Total 1 000 tCO2 63.5 79.3 99.8 98.2 179.3
EN16 Scope 1 1 000 tCO2 18.3 20.8 19.3 18.6 18.3
EN16 Scope 2 1 000 tCO2 31.5 40.2 49.6 45.2 56.8
EN17 Scope 3 1 000 tCO2 13.7 18.3 30.9 34.4 42.9
EN17 Scope 3 Logistics
(new for 2013/14)
1 000 tCO2 - - - - 61.3

 

Key definitions are:

Scope 1: Direct GHG emissions from sources that are owned or controlled by the company. It includes energy use from buildings and emissions associated with the vehicles we operate.

Scope 2: Indirect emissions associated with purchased electricity, heat and steam.

Scope 3: All other indirect emissions that are a consequence of the activities of the reporting company but occur from sources owned or controlled by another company. We have measured emissions resulting from the usage of private cars and the mileage from the use of commercial airlines for business travel.

For the first time in 2013/14, our Scope 3 emissions data for freight logistics have been measured. Whilst being far from comprehensive, it encompasses: (i) for watches and jewellery, from the European manufactures to the Group’s distribution centres located around the world; (ii) Net A Porter’s distribution centres to final customers; and (iii) Alfred Dunhill and Lancel. Note that Alfred Dunhill and Lancel were out of scope for the independent assurance report for the 2013/14 year.

Other emissions and discharges

The Group does not collect data regarding ozone depleting substances, NO, SO or other significant air emissions. These are not material to the Group’s businesses. The Group’s manufacturing facilities are located in Switzerland and elsewhere in Western Europe, where environmental controls are rigorously enforced.

No significant spills have been brought to the Group’s attention in the context of either the environmental or health and safety reporting processes. Similarly, the Group has not been subject to any material fines or non-monetary sanctions for non-compliance with environmental laws and regulations.

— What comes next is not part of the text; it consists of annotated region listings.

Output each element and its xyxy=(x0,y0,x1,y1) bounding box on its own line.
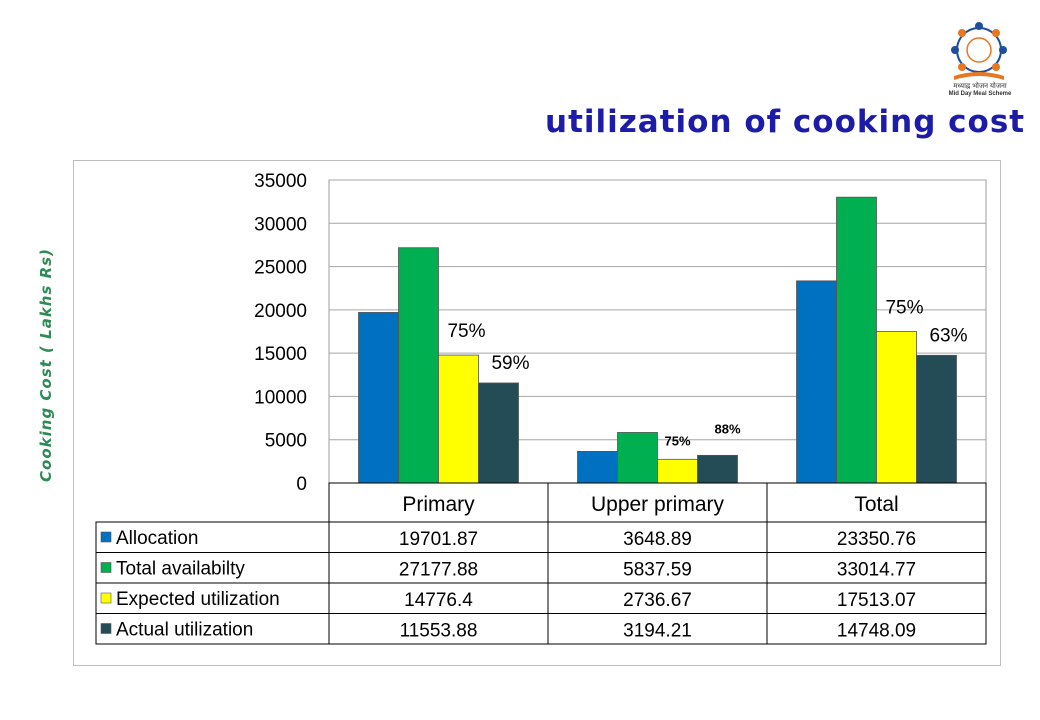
bar-annotation: 75% xyxy=(885,297,923,318)
table-cell: 5837.59 xyxy=(623,560,692,581)
bar xyxy=(398,247,439,484)
table-cell: 3194.21 xyxy=(623,621,692,642)
table-cell: 2736.67 xyxy=(623,590,692,611)
bar xyxy=(577,451,618,484)
category-label: Total xyxy=(854,493,898,516)
legend-label: Expected utilization xyxy=(116,589,280,610)
logo-hindi-text: मध्याह्न भोजन योजना xyxy=(953,83,1007,90)
y-tick-label: 5000 xyxy=(265,431,307,452)
bar-annotation: 59% xyxy=(491,353,529,374)
legend-key xyxy=(100,623,112,634)
table-cell: 27177.88 xyxy=(399,560,478,581)
legend-key xyxy=(100,592,112,604)
legend-label: Total availabilty xyxy=(116,559,245,580)
legend-label: Allocation xyxy=(116,528,198,549)
bar xyxy=(438,354,479,484)
table-cell: 23350.76 xyxy=(837,529,916,550)
bar xyxy=(796,280,837,484)
bar xyxy=(358,312,399,484)
bar xyxy=(478,382,519,484)
legend-label: Actual utilization xyxy=(116,620,253,641)
page-title: utilization of cooking cost xyxy=(545,104,1026,140)
y-tick-label: 10000 xyxy=(254,387,307,408)
bar xyxy=(617,432,658,484)
bar-annotation: 75% xyxy=(664,433,690,448)
y-tick-label: 25000 xyxy=(254,258,307,279)
bar xyxy=(657,458,698,484)
y-tick-label: 20000 xyxy=(254,301,307,322)
bar-annotation: 88% xyxy=(714,421,740,436)
category-label: Upper primary xyxy=(591,493,725,516)
table-cell: 14748.09 xyxy=(837,621,916,642)
table-cell: 17513.07 xyxy=(837,590,916,611)
bar-annotation: 63% xyxy=(929,325,967,346)
table-cell: 3648.89 xyxy=(623,529,692,550)
mid-day-meal-logo xyxy=(951,22,1007,80)
legend-key xyxy=(100,562,112,573)
table-cell: 14776.4 xyxy=(404,590,473,611)
y-tick-label: 0 xyxy=(296,474,307,495)
table-cell: 33014.77 xyxy=(837,560,916,581)
category-label: Primary xyxy=(402,493,475,516)
y-tick-label: 30000 xyxy=(254,214,307,235)
bar xyxy=(697,454,738,484)
table-cell: 11553.88 xyxy=(400,621,478,642)
bar xyxy=(836,196,877,484)
bar xyxy=(916,354,957,484)
y-tick-label: 15000 xyxy=(254,344,307,365)
bar xyxy=(876,330,917,484)
table-cell: 19701.87 xyxy=(399,529,478,550)
bar-annotation: 75% xyxy=(447,321,485,342)
y-tick-label: 35000 xyxy=(254,171,307,192)
legend-key xyxy=(100,531,112,543)
logo-english-text: Mid Day Meal Scheme xyxy=(948,91,1012,97)
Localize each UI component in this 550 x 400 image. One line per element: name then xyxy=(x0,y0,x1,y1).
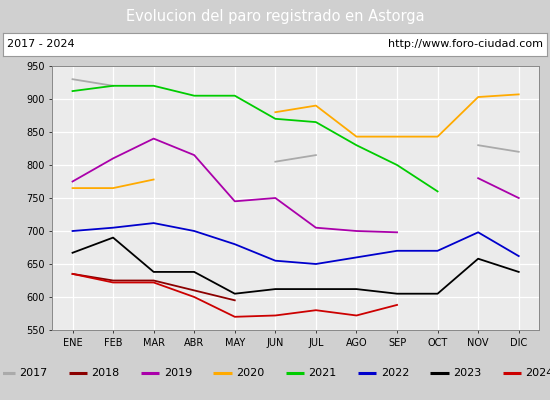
Text: 2017 - 2024: 2017 - 2024 xyxy=(7,39,75,49)
Text: 2019: 2019 xyxy=(164,368,192,378)
Text: 2017: 2017 xyxy=(19,368,47,378)
Text: 2024: 2024 xyxy=(525,368,550,378)
Text: 2018: 2018 xyxy=(91,368,120,378)
Text: http://www.foro-ciudad.com: http://www.foro-ciudad.com xyxy=(388,39,543,49)
Text: 2020: 2020 xyxy=(236,368,265,378)
Text: 2021: 2021 xyxy=(309,368,337,378)
Text: 2023: 2023 xyxy=(453,368,481,378)
Text: Evolucion del paro registrado en Astorga: Evolucion del paro registrado en Astorga xyxy=(126,9,424,24)
Text: 2022: 2022 xyxy=(381,368,409,378)
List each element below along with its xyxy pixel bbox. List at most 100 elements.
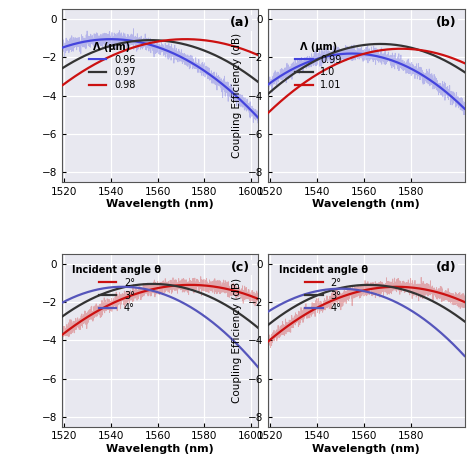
3° bbox=[265, 322, 271, 328]
3° bbox=[255, 325, 261, 331]
Line: 0.98: 0.98 bbox=[62, 39, 258, 86]
4° bbox=[69, 295, 74, 301]
3° bbox=[250, 320, 255, 326]
3° bbox=[456, 314, 462, 320]
4° bbox=[265, 309, 271, 315]
X-axis label: Wavelength (nm): Wavelength (nm) bbox=[106, 200, 214, 210]
0.96 bbox=[149, 43, 155, 48]
3° bbox=[356, 283, 361, 288]
0.97 bbox=[149, 37, 155, 43]
0.96 bbox=[59, 45, 64, 51]
2° bbox=[69, 325, 74, 330]
0.98 bbox=[155, 39, 160, 45]
4° bbox=[361, 288, 366, 294]
3° bbox=[250, 320, 255, 326]
0.98 bbox=[183, 36, 189, 42]
0.99 bbox=[420, 73, 426, 78]
0.97 bbox=[255, 79, 261, 85]
1.0 bbox=[361, 42, 366, 48]
Text: (d): (d) bbox=[436, 261, 456, 274]
Y-axis label: Coupling Efficiency (dB): Coupling Efficiency (dB) bbox=[232, 33, 242, 158]
2° bbox=[250, 294, 255, 300]
3° bbox=[462, 319, 467, 324]
1.0 bbox=[456, 65, 462, 71]
1.0 bbox=[377, 41, 383, 47]
Y-axis label: Coupling Efficiency (dB): Coupling Efficiency (dB) bbox=[232, 278, 242, 403]
3° bbox=[275, 315, 281, 320]
Text: (b): (b) bbox=[436, 17, 456, 29]
Line: 2°: 2° bbox=[268, 287, 465, 342]
0.99 bbox=[456, 100, 462, 106]
1.0 bbox=[456, 65, 462, 71]
3° bbox=[420, 294, 426, 300]
Legend: 2°, 3°, 4°: 2°, 3°, 4° bbox=[68, 261, 165, 318]
1.01 bbox=[275, 101, 281, 107]
4° bbox=[275, 303, 281, 309]
4° bbox=[456, 347, 462, 353]
3° bbox=[150, 281, 155, 287]
2° bbox=[59, 332, 64, 338]
X-axis label: Wavelength (nm): Wavelength (nm) bbox=[312, 444, 420, 454]
Line: 1.01: 1.01 bbox=[268, 49, 465, 113]
0.99 bbox=[361, 51, 366, 57]
0.98 bbox=[149, 40, 155, 46]
1.0 bbox=[265, 91, 271, 97]
0.99 bbox=[265, 82, 271, 87]
0.99 bbox=[456, 100, 462, 106]
2° bbox=[456, 297, 462, 302]
Line: 2°: 2° bbox=[62, 285, 258, 335]
1.01 bbox=[265, 110, 271, 116]
0.99 bbox=[356, 51, 361, 56]
0.99 bbox=[462, 106, 467, 111]
0.97 bbox=[69, 60, 74, 65]
3° bbox=[366, 282, 372, 288]
Line: 3°: 3° bbox=[268, 285, 465, 325]
0.98 bbox=[255, 52, 261, 58]
Text: (a): (a) bbox=[230, 17, 250, 29]
0.96 bbox=[155, 44, 160, 50]
4° bbox=[155, 289, 160, 295]
3° bbox=[59, 314, 64, 320]
0.97 bbox=[148, 37, 154, 43]
2° bbox=[265, 339, 271, 345]
0.98 bbox=[250, 50, 255, 55]
Line: 4°: 4° bbox=[268, 289, 465, 356]
3° bbox=[69, 307, 74, 313]
0.96 bbox=[255, 115, 261, 120]
2° bbox=[188, 282, 193, 288]
Line: 4°: 4° bbox=[62, 287, 258, 367]
4° bbox=[462, 353, 467, 359]
3° bbox=[155, 281, 160, 287]
2° bbox=[214, 284, 219, 290]
4° bbox=[356, 287, 361, 293]
2° bbox=[420, 286, 426, 292]
0.99 bbox=[349, 51, 355, 56]
4° bbox=[250, 358, 255, 364]
2° bbox=[456, 297, 462, 302]
4° bbox=[250, 358, 255, 364]
0.97 bbox=[59, 66, 64, 72]
Line: 0.96: 0.96 bbox=[62, 39, 258, 118]
1.01 bbox=[399, 46, 404, 52]
1.01 bbox=[356, 53, 361, 58]
0.96 bbox=[69, 42, 74, 47]
0.97 bbox=[250, 75, 255, 81]
0.98 bbox=[214, 39, 219, 45]
Legend: 0.99, 1.0, 1.01: 0.99, 1.0, 1.01 bbox=[291, 38, 346, 94]
1.0 bbox=[420, 48, 426, 54]
0.98 bbox=[59, 83, 64, 89]
0.96 bbox=[250, 109, 255, 115]
3° bbox=[456, 314, 462, 320]
2° bbox=[250, 294, 255, 300]
3° bbox=[214, 297, 219, 303]
4° bbox=[119, 284, 125, 290]
3° bbox=[361, 282, 366, 288]
Text: (c): (c) bbox=[231, 261, 250, 274]
2° bbox=[275, 330, 281, 336]
4° bbox=[456, 347, 462, 353]
Line: 0.97: 0.97 bbox=[62, 40, 258, 82]
Line: 3°: 3° bbox=[62, 284, 258, 328]
Legend: 2°, 3°, 4°: 2°, 3°, 4° bbox=[275, 261, 372, 318]
2° bbox=[356, 289, 361, 294]
0.96 bbox=[250, 109, 255, 115]
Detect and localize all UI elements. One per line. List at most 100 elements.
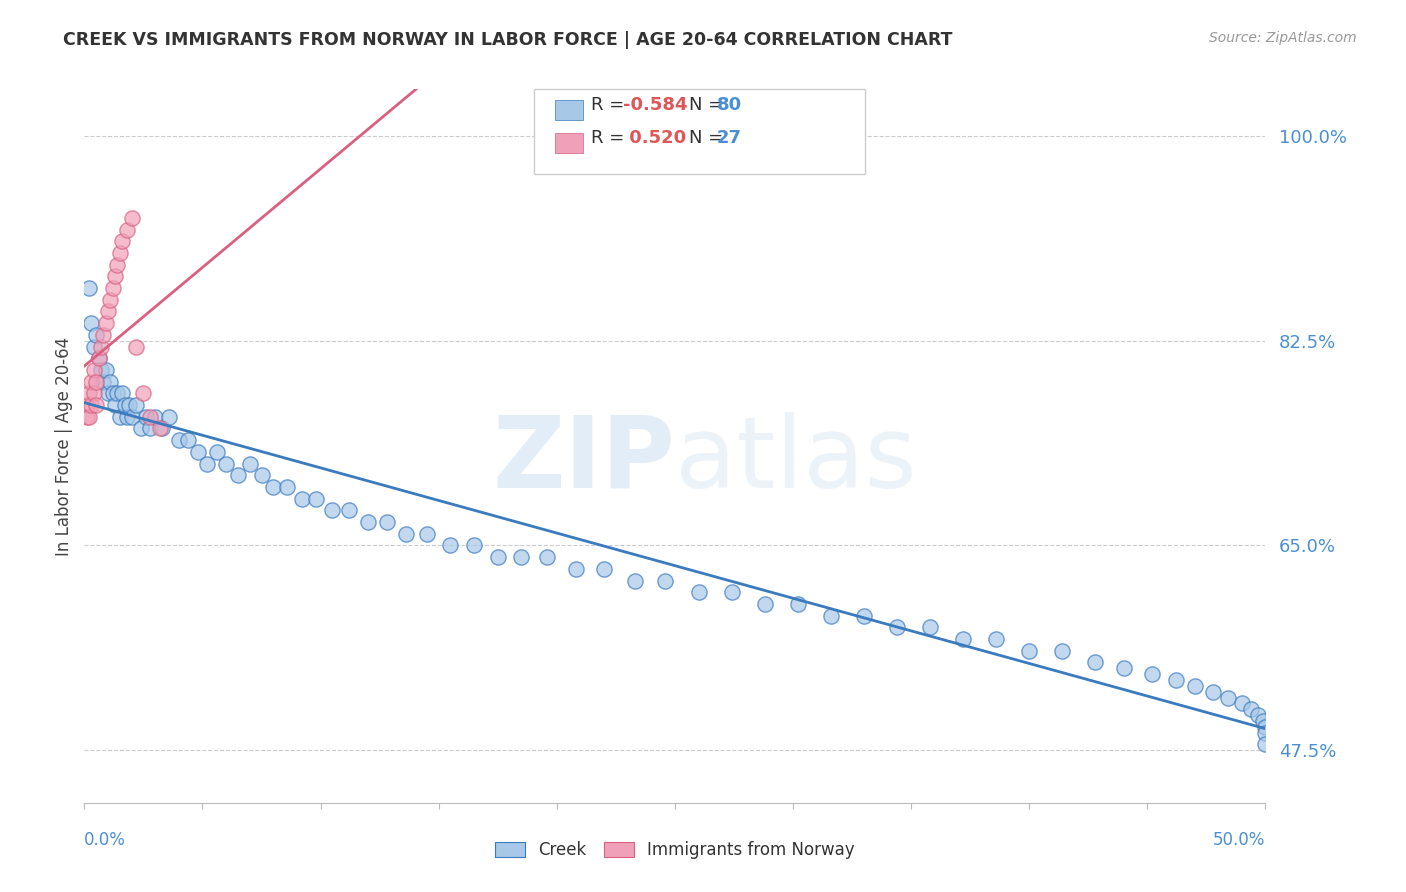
Point (111, 234, 134, 248)
Text: R =: R = (591, 129, 630, 147)
Point (77, 409, 100, 424)
Point (1184, 679, 1206, 693)
Point (952, 632, 974, 646)
Point (439, 538, 461, 552)
Point (118, 398, 141, 412)
Point (375, 515, 398, 529)
Text: atlas: atlas (675, 412, 917, 508)
Point (115, 409, 138, 424)
Point (226, 468, 249, 483)
Point (108, 246, 131, 260)
Point (80, 398, 103, 412)
Point (1230, 697, 1253, 711)
Text: ZIP: ZIP (492, 412, 675, 508)
Point (486, 550, 509, 565)
Point (80, 316, 103, 330)
Point (98, 293, 121, 307)
Point (167, 433, 190, 447)
Point (1254, 725, 1277, 739)
Point (149, 421, 172, 435)
Point (416, 526, 439, 541)
Point (90, 363, 112, 377)
Point (104, 398, 127, 412)
Point (786, 597, 808, 611)
Point (111, 386, 134, 401)
Text: 50.0%: 50.0% (1213, 830, 1265, 848)
Point (157, 409, 180, 424)
Point (276, 480, 298, 494)
Point (1254, 720, 1277, 734)
Point (83, 363, 105, 377)
Point (564, 562, 586, 576)
Point (654, 574, 676, 588)
Text: 0.0%: 0.0% (84, 830, 127, 848)
Point (101, 281, 124, 295)
Point (90, 340, 112, 354)
Point (688, 585, 710, 599)
Point (114, 398, 136, 412)
Point (510, 550, 533, 565)
Point (1112, 661, 1135, 675)
Text: N =: N = (689, 129, 728, 147)
Point (76, 409, 98, 424)
Text: -0.584: -0.584 (623, 96, 688, 114)
Point (357, 515, 380, 529)
Point (177, 433, 200, 447)
Point (107, 386, 129, 401)
Point (108, 409, 131, 424)
Point (94, 363, 117, 377)
Point (321, 503, 343, 517)
Point (1202, 684, 1225, 698)
Point (337, 503, 360, 517)
Point (262, 480, 284, 494)
Point (143, 409, 166, 424)
Point (135, 409, 157, 424)
Point (305, 491, 328, 506)
Text: 0.520: 0.520 (623, 129, 686, 147)
Point (139, 421, 162, 435)
Point (984, 632, 1007, 646)
Text: N =: N = (689, 96, 728, 114)
Point (886, 620, 908, 634)
Point (593, 562, 616, 576)
Point (1140, 667, 1163, 681)
Point (83, 386, 105, 401)
Point (1018, 644, 1040, 658)
Point (139, 409, 162, 424)
Point (83, 340, 105, 354)
Text: 80: 80 (717, 96, 742, 114)
Point (1216, 690, 1239, 705)
Point (91, 327, 114, 342)
Point (150, 421, 173, 435)
Point (250, 468, 273, 483)
Point (623, 574, 645, 588)
Point (129, 421, 152, 435)
Point (536, 550, 558, 565)
Point (1052, 644, 1074, 658)
Point (195, 457, 218, 471)
Point (77, 386, 100, 401)
Legend: Creek, Immigrants from Norway: Creek, Immigrants from Norway (489, 835, 860, 866)
Point (215, 457, 238, 471)
Point (107, 258, 129, 272)
Text: CREEK VS IMMIGRANTS FROM NORWAY IN LABOR FORCE | AGE 20-64 CORRELATION CHART: CREEK VS IMMIGRANTS FROM NORWAY IN LABOR… (63, 31, 953, 49)
Point (101, 386, 124, 401)
Point (754, 597, 776, 611)
Point (820, 608, 842, 623)
Point (1240, 702, 1263, 716)
Point (291, 491, 314, 506)
Point (94, 316, 117, 330)
Point (1254, 737, 1277, 751)
Point (76, 398, 98, 412)
Point (97, 304, 120, 318)
Point (121, 211, 143, 225)
Point (91, 375, 114, 389)
Point (84, 327, 107, 342)
Point (115, 222, 138, 236)
Point (84, 398, 107, 412)
Point (1084, 656, 1107, 670)
Point (205, 445, 228, 459)
Point (80, 375, 103, 389)
Text: R =: R = (591, 96, 630, 114)
Point (239, 457, 262, 471)
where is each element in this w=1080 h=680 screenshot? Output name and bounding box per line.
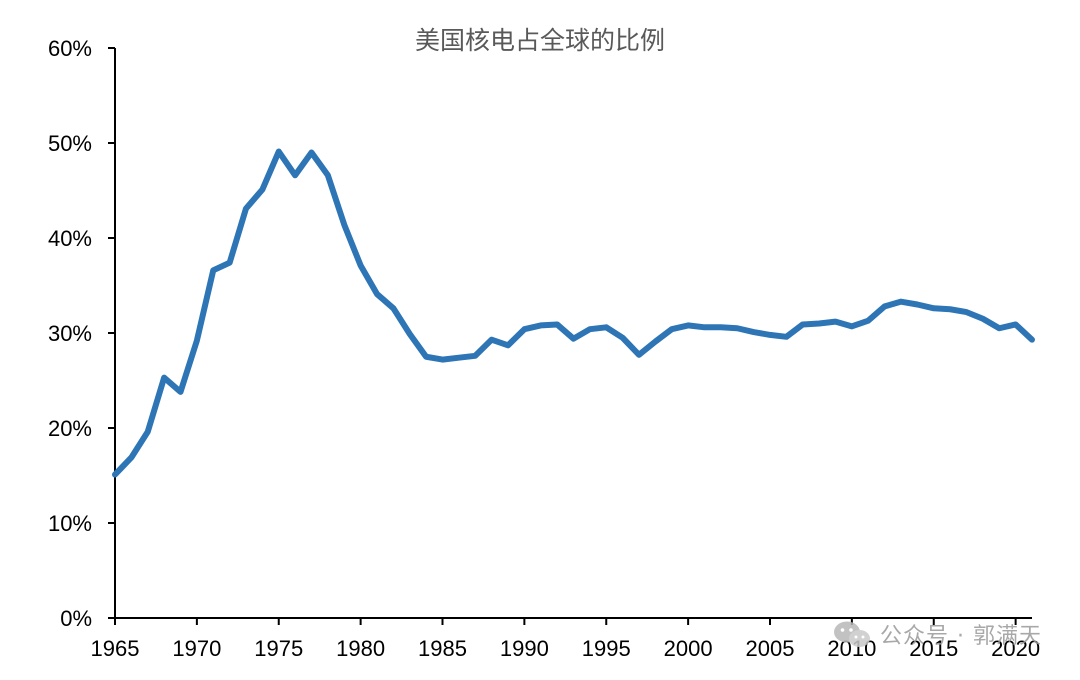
y-tick-label: 50% <box>48 131 92 156</box>
x-tick-label: 2020 <box>991 636 1040 661</box>
y-tick-label: 30% <box>48 321 92 346</box>
y-tick-label: 0% <box>60 606 92 631</box>
x-tick-label: 1985 <box>418 636 467 661</box>
y-tick-label: 20% <box>48 416 92 441</box>
x-tick-label: 1980 <box>336 636 385 661</box>
y-axis-ticks: 0% 10% 20% 30% 40% 50% 60% <box>48 36 115 631</box>
x-tick-label: 2000 <box>664 636 713 661</box>
x-tick-label: 1965 <box>91 636 140 661</box>
watermark: 公众号 · 郭满天 <box>832 618 1042 650</box>
y-tick-label: 60% <box>48 36 92 61</box>
y-tick-label: 40% <box>48 226 92 251</box>
series-layer <box>112 148 1035 478</box>
series-line <box>112 148 1035 478</box>
x-tick-label: 1975 <box>254 636 303 661</box>
x-tick-label: 1970 <box>172 636 221 661</box>
watermark-text: 公众号 · 郭满天 <box>880 624 1042 649</box>
x-tick-label: 2015 <box>909 636 958 661</box>
x-tick-label: 1990 <box>500 636 549 661</box>
y-tick-label: 10% <box>48 511 92 536</box>
x-axis-ticks: 1965 1970 1975 1980 1985 1990 1995 2000 2005 2010… <box>91 618 1040 661</box>
x-tick-label: 2005 <box>746 636 795 661</box>
x-tick-label: 1995 <box>582 636 631 661</box>
chart-title: 美国核电占全球的比例 <box>415 26 665 55</box>
wechat-icon <box>834 621 871 647</box>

Following the preliminary findings from a Screening Life Cycle Analysis of certain watch and jewellery products carried out during the previous year, Richemont has a better understanding of our overall carbon footprint, i.e. the emissions generated by the so-called upstream and downstream activities of our business partners, including the mining of raw materials. The screening analysis findings will be used in other projects linked to product development and environmental efforts beyond our own operations.

Looking ahead

The Group’s five-year targets to reduce the carbon intensity (kilo/FTE) of buildings and business travel were first communicated to all Maisons and shared service platforms on 29 April 2013. Each reporting unit is elaborating its own plan to contribute to the achievement of those targets. In the meantime, carbon emissions will continue to be offset through the purchase of certified carbon credits.

Improving energy efficiency forms a key part of our strategy to reduce carbon emissions. We will continue to evaluate the use of ‘green electricity’ contracts where they are available.

The Group is also reviewing the potential to offset and re-invoice the carbon emissions generated by the Maisons’ freight logistics carried out by third parties, which were measured for the first time in the current year.